‘Big data’ from online recruitment platforms show discrimination against ethnic minorities and women – and sometimes men

We are optimistic that at least part of the discrimination that we document in this study can be overcome by re-designing recruitment platforms.
- Dr Dominik Hangartner
Person holding pencil near laptop Photo by Scott Graham on Unsplash

Recruiters using an online recruitment platform were up to 19 per cent less likely to follow up with job seekers from immigrant and ethnic minority backgrounds than with equally qualified job seekers from the majority population, according to research published in the journal Nature.

The paper ‘Monitoring hiring discrimination through online recruitment platforms’ (1) shows that even when people from immigrant and ethnic minority backgrounds had high levels of work experience, this was not enough to offset this hiring disadvantage.

It also reveals that women were seven per cent less likely to be contacted by recruiters when applying for roles in professions dominated by men. However, the opposite was true for men – who were less likely to be contacted for roles in female dominated industries.

The researchers developed a new method to monitor hiring discrimination by utilising supervised machine learning algorithms(2), which were used to analyse the search behaviour of recruiters using the online recruitment platform of the Swiss public employment service(3). This recruitment platform is similar to JobCentre Plus and also other commercial recruitments websites in the UK.

For the research, data was collected on 452,729 searches by 43,352 recruiters, as well as 17.4 million profiles that appeared in the search lists and 3.4 million profile views. The researchers also looked at the time that recruiters spent looking at each profile and their decisions about whether to contact a jobseeker or not.

They linked the profiles of jobseekers to the unemployment register and showed that every click on the ‘contact candidate button’ by a recruiter increased the probability that an individual got a job in the next three months by two per cent.

Dr Dominik Hangartner, co-author of the paper and Associate Professor in Political Science at the London School of Economics and Political Science (LSE), said: “Our results demonstrate that recruiters treat otherwise identical jobseekers who appear in the same search list differently, depending on their immigrant or minority ethnic background.

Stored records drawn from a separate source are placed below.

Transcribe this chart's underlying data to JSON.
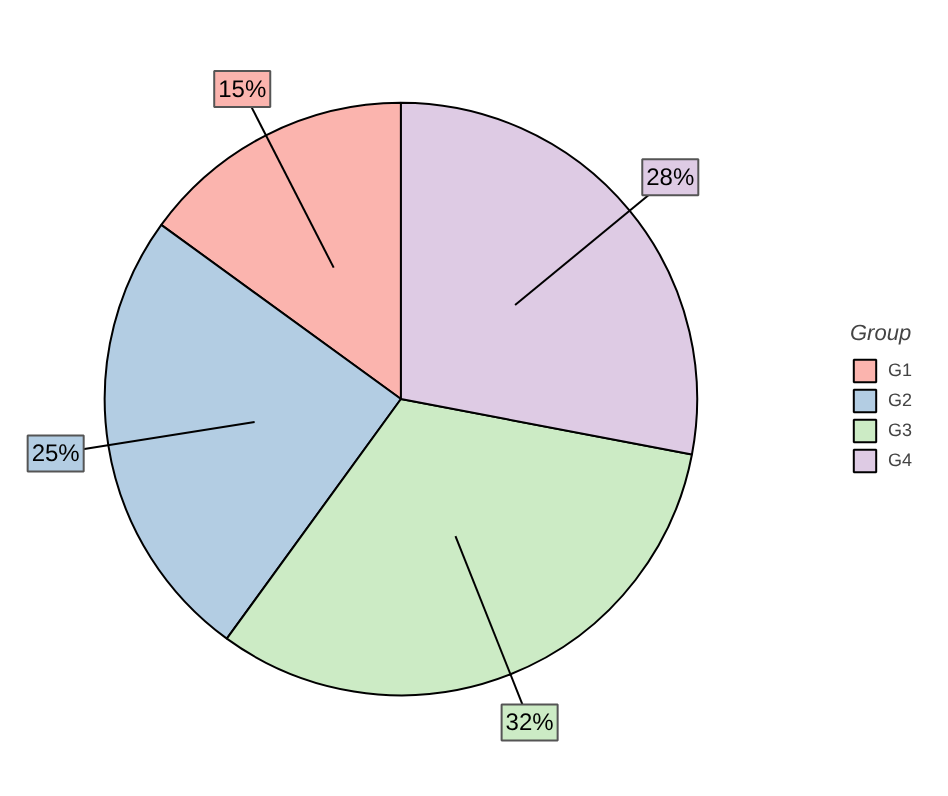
{
  "chart_data": {
    "type": "pie",
    "legend_title": "Group",
    "legend": "right",
    "categories": [
      "G1",
      "G2",
      "G3",
      "G4"
    ],
    "values": [
      15,
      25,
      32,
      28
    ],
    "value_labels": [
      "15%",
      "25%",
      "32%",
      "28%"
    ],
    "colors": [
      "#fbb4ae",
      "#b3cde3",
      "#ccebc5",
      "#decbe4"
    ]
  }
}
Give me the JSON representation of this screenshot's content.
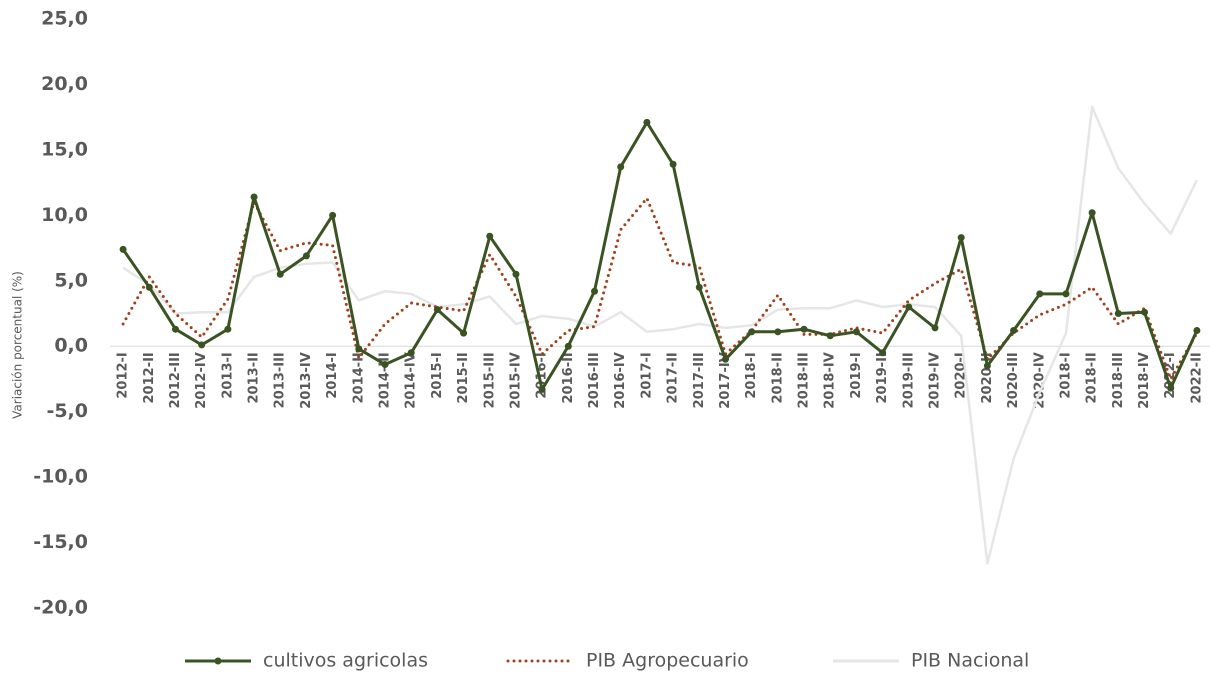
{
  "chart_data": {
    "type": "line",
    "y_axis_label": "Variación porcentual (%)",
    "categories": [
      "2012-I",
      "2012-II",
      "2012-III",
      "2012-IV",
      "2013-I",
      "2013-II",
      "2013-III",
      "2013-IV",
      "2014-I",
      "2014-II",
      "2014-III",
      "2014-IV",
      "2015-I",
      "2015-II",
      "2015-III",
      "2015-IV",
      "2016-I",
      "2016-II",
      "2016-III",
      "2016-IV",
      "2017-I",
      "2017-II",
      "2017-III",
      "2017-IV",
      "2018-I",
      "2018-II",
      "2018-III",
      "2018-IV",
      "2019-I",
      "2019-II",
      "2019-III",
      "2019-IV",
      "2020-I",
      "2020-II",
      "2020-III",
      "2020-IV",
      "2018-I",
      "2018-II",
      "2018-III",
      "2018-IV",
      "2022-I",
      "2022-II"
    ],
    "series": [
      {
        "name": "cultivos agricolas",
        "color": "#3b5323",
        "style": "solid-markers",
        "values": [
          7.4,
          4.5,
          1.3,
          0.1,
          1.3,
          11.4,
          5.5,
          6.9,
          10.0,
          -0.2,
          -1.4,
          -0.5,
          2.8,
          1.0,
          8.4,
          5.5,
          -3.3,
          0.0,
          4.2,
          13.7,
          17.1,
          13.9,
          4.5,
          -1.0,
          1.1,
          1.1,
          1.3,
          0.8,
          1.1,
          -0.5,
          3.0,
          1.4,
          8.3,
          -1.5,
          1.2,
          4.0,
          4.0,
          10.2,
          2.5,
          2.6,
          -3.2,
          1.2
        ]
      },
      {
        "name": "PIB Agropecuario",
        "color": "#a0421e",
        "style": "dotted",
        "values": [
          1.7,
          5.3,
          2.5,
          0.7,
          3.6,
          11.0,
          7.3,
          7.9,
          7.7,
          -0.9,
          1.7,
          3.3,
          3.0,
          2.7,
          7.0,
          3.8,
          -0.6,
          1.2,
          1.5,
          8.9,
          11.3,
          6.4,
          6.1,
          -0.6,
          1.2,
          3.9,
          0.9,
          0.9,
          1.4,
          1.0,
          3.5,
          4.8,
          5.9,
          -1.0,
          1.0,
          2.4,
          3.2,
          4.5,
          1.7,
          2.9,
          -2.5,
          1.0
        ]
      },
      {
        "name": "PIB Nacional",
        "color": "#e6e6e6",
        "style": "solid",
        "values": [
          6.0,
          4.7,
          2.5,
          2.6,
          2.6,
          5.3,
          6.0,
          6.3,
          6.4,
          3.5,
          4.2,
          4.0,
          3.0,
          3.2,
          3.8,
          1.7,
          2.3,
          2.1,
          1.5,
          2.6,
          1.1,
          1.3,
          1.7,
          1.4,
          1.6,
          2.8,
          2.9,
          2.9,
          3.5,
          3.0,
          3.2,
          3.0,
          0.8,
          -16.6,
          -8.6,
          -3.5,
          1.0,
          18.3,
          13.6,
          10.9,
          8.6,
          12.7
        ]
      }
    ],
    "ylim": [
      -20,
      25
    ],
    "yticks": [
      {
        "value": -20,
        "label": "-20,0"
      },
      {
        "value": -15,
        "label": "-15,0"
      },
      {
        "value": -10,
        "label": "-10,0"
      },
      {
        "value": -5,
        "label": "-5,0"
      },
      {
        "value": 0,
        "label": "0,0"
      },
      {
        "value": 5,
        "label": "5,0"
      },
      {
        "value": 10,
        "label": "10,0"
      },
      {
        "value": 15,
        "label": "15,0"
      },
      {
        "value": 20,
        "label": "20,0"
      },
      {
        "value": 25,
        "label": "25,0"
      }
    ],
    "legend": "bottom"
  }
}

Unsurprisingly, this has a real impact on who gets employed.”

The researchers found that there were only very small differences in the time spent by recruiters on the profiles of individuals from immigrant and minority ethnic groups relative to those from the majority population, showing that it is unlikely that recruiters use ethnicity as a shortcut to screen out applicants.

However, at certain times of the day – just before lunch (11.00 -11.59am) or towards the end of the work day (5.00-5.59pm) – recruiters spent less time looking at all CVs.  During these hours, when recruiters reviewed faster, immigrant and minority ethnic groups faced up to 20 per cent higher levels of discrimination.

Dr Hangartner said: “These results suggest that unconscious biases, such as stereotypes about minorities, have a larger impact when recruiters are more tired and fall back on ‘intuitive decision-making’.

“We are optimistic that at least part of the discrimination that we document in this study can be overcome by re-designing recruitment platforms. For example, more relevant information such as a candidate’s work experience and education could be placed at the top, and details which might indicate ethnicity or gender, such as name or nationality, could appear much lower down the CV.”

Behind the article

(1) ‘Monitoring hiring discrimination through online recruitment platforms’ by Dominik Hangartner (LSE & ETH Zurich), Daniel Kopp (ETH Zurich)  Michael Siegenthaler (ETH Zurich).

(2) This methodology provides a widely applicable, non-intrusive, and cost-efficient tool that researchers and policy-makers can employ to continuously monitor hiring discrimination, to illuminate some of the drivers of discrimination, and to inform approaches to counter it.  Recruitment discrimination is often studied by correspondence tests, where researchers send fictitious resumes that are identical except for the randomised minority trait to be tested (e.g. Black vs. White-sounding names). While this approach is valuable, it can only be usually used to study a few characteristics of applicants in select occupations at a particular point in time. There are also ethical concerns regarding the submission of fictitious applications, which involves deception and increases the workload of human resources personnel and could interfere with the outcome of real applications. In contrast, the methodology introduced in this study examines hiring discrimination by tracking recruiters’ search behaviour of real CVs on an employment website and using machine learning to control for all relevant jobseeker characteristics that are visible to recruiters.

(3) For the purposes of this research, immigrant and ethnic minorities were defined as people who didn’t have Swiss citizenship, who spoke at least one non-Swiss language and whose name is classified as being of non-Swiss origin.